Otherwise, your packets will be fragmented if they exceed the router’s own MTU setting.
Our MTU testing commands will instruct the end server to not fragment the packets, but any intermediate servers which have a lower MTU will result in fragmentation of packets.
That’s why it is crucial to test up your MTU without the router.

That means you have to unplug your router and set the WAN network connection on your computer, for testing.
Once you hook up your WAN cable to your computer/laptop/etc. you can proceed to test.

Finding the sweet MTU with ping

To test if a given value of MTU is fine, we are going to use ping on Linux. A value of 1500 is a good starting point.

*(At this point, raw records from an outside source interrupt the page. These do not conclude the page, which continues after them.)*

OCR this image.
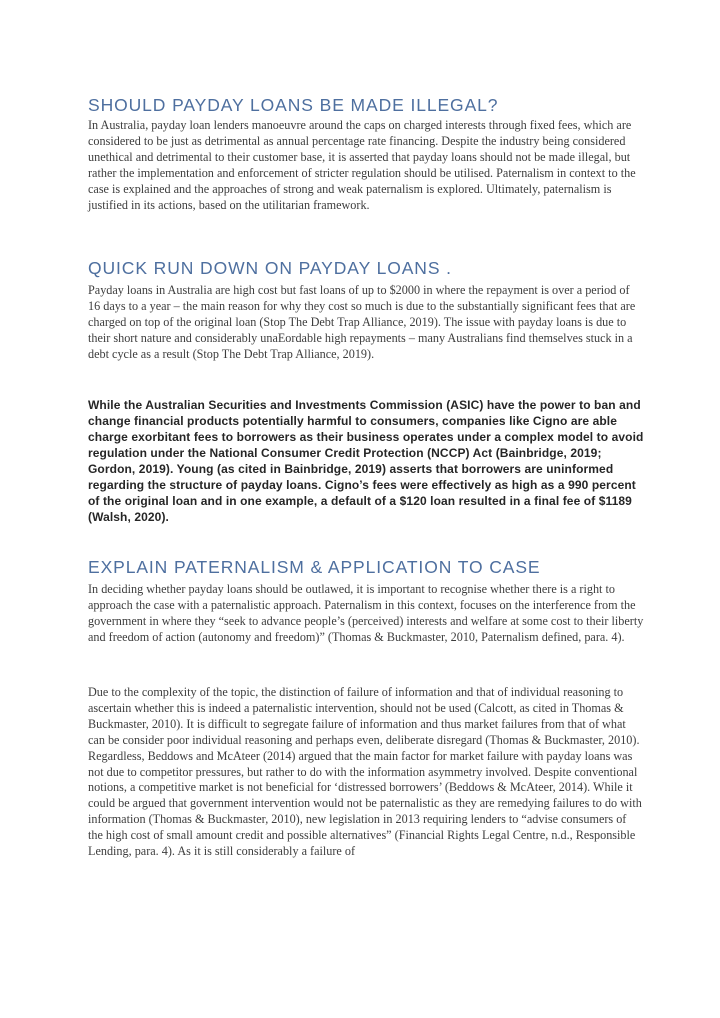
SHOULD PAYDAY LOANS BE MADE ILLEGAL?

In Australia, payday loan lenders manoeuvre around the caps on charged interests through fixed fees, which are considered to be just as detrimental as annual percentage rate financing. Despite the industry being considered unethical and detrimental to their customer base, it is asserted that payday loans should not be made illegal, but rather the implementation and enforcement of stricter regulation should be utilised. Paternalism in context to the case is explained and the approaches of strong and weak paternalism is explored. Ultimately, paternalism is justified in its actions, based on the utilitarian framework.

QUICK RUN DOWN ON PAYDAY LOANS .

Payday loans in Australia are high cost but fast loans of up to $2000 in where the repayment is over a period of 16 days to a year – the main reason for why they cost so much is due to the substantially significant fees that are charged on top of the original loan (Stop The Debt Trap Alliance, 2019). The issue with payday loans is due to their short nature and considerably unaEordable high repayments – many Australians find themselves stuck in a debt cycle as a result (Stop The Debt Trap Alliance, 2019).

While the Australian Securities and Investments Commission (ASIC) have the power to ban and change financial products potentially harmful to consumers, companies like Cigno are able charge exorbitant fees to borrowers as their business operates under a complex model to avoid regulation under the National Consumer Credit Protection (NCCP) Act (Bainbridge, 2019; Gordon, 2019). Young (as cited in Bainbridge, 2019) asserts that borrowers are uninformed regarding the structure of payday loans. Cigno’s fees were effectively as high as a 990 percent of the original loan and in one example, a default of a $120 loan resulted in a final fee of $1189 (Walsh, 2020).

EXPLAIN PATERNALISM & APPLICATION TO CASE

In deciding whether payday loans should be outlawed, it is important to recognise whether there is a right to approach the case with a paternalistic approach. Paternalism in this context, focuses on the interference from the government in where they “seek to advance people’s (perceived) interests and welfare at some cost to their liberty and freedom of action (autonomy and freedom)” (Thomas & Buckmaster, 2010, Paternalism defined, para. 4).

Due to the complexity of the topic, the distinction of failure of information and that of individual reasoning to ascertain whether this is indeed a paternalistic intervention, should not be used (Calcott, as cited in Thomas & Buckmaster, 2010). It is difficult to segregate failure of information and thus market failures from that of what can be consider poor individual reasoning and perhaps even, deliberate disregard (Thomas & Buckmaster, 2010). Regardless, Beddows and McAteer (2014) argued that the main factor for market failure with payday loans was not due to competitor pressures, but rather to do with the information asymmetry involved. Despite conventional notions, a competitive market is not beneficial for ‘distressed borrowers’ (Beddows & McAteer, 2014). While it could be argued that government intervention would not be paternalistic as they are remedying failures to do with information (Thomas & Buckmaster, 2010), new legislation in 2013 requiring lenders to “advise consumers of the high cost of small amount credit and possible alternatives” (Financial Rights Legal Centre, n.d., Responsible Lending, para. 4). As it is still considerably a failure of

The -s option of ping specifies how many bytes of data we want to send to the destination server.

It is important to note that ping will actually send 28 bytes on top of that, which is the standard size of a TCP header.

So to test if MTU if 1500 is good for you, supply ping -s with a payload of 1500 - 28

ping 1.1.1.1 -Mdo -c1 -s 1472

What do all the options mean?

  • -Mdo stands for “prohibit fragmentation, even local one”
  • -c1 specifies the count of ping requests, we are fine with just one
  • -s 1472 specifies the payload data size

Here’s a sample output:

PING 1.1.1.1 (1.1.1.1) 1472(1500) bytes of data.
ping: local error: Message too long, mtu=1492

--- 1.1.1.1 ping statistics ---
1 packets transmitted, 0 received, +1 errors, 100% packet loss, time 0ms

Note, how ping tells us the correct MTU value should be 1492.

Why is it 8 bytes less than the “standard”? Because in the case of a PPPoE connection that we use, the PPPoE protocol has an overhead of 8 bytes

Now, armed with the knowledge about the right MTU, repeat your test with 1492 - 28 and there will be no fragmentation:

ping 1.1.1.1 -Mdo -c1 -s 1464
PING 1.1.1.1 (1.1.1.1) 1464(1492) bytes of data.
1472 bytes from 1.1.1.1: icmp_seq=1 ttl=58 time=30.9 ms

--- 1.1.1.1 ping statistics ---
1 packets transmitted, 1 received, 0% packet loss, time 0ms
rtt min/avg/max/mdev = 30.940/30.940/30.940/0.000 ms

Now we can set the right value for MTU (1492) in the router settings. Make sure to use the value that will not cause fragmentation based on the tests above.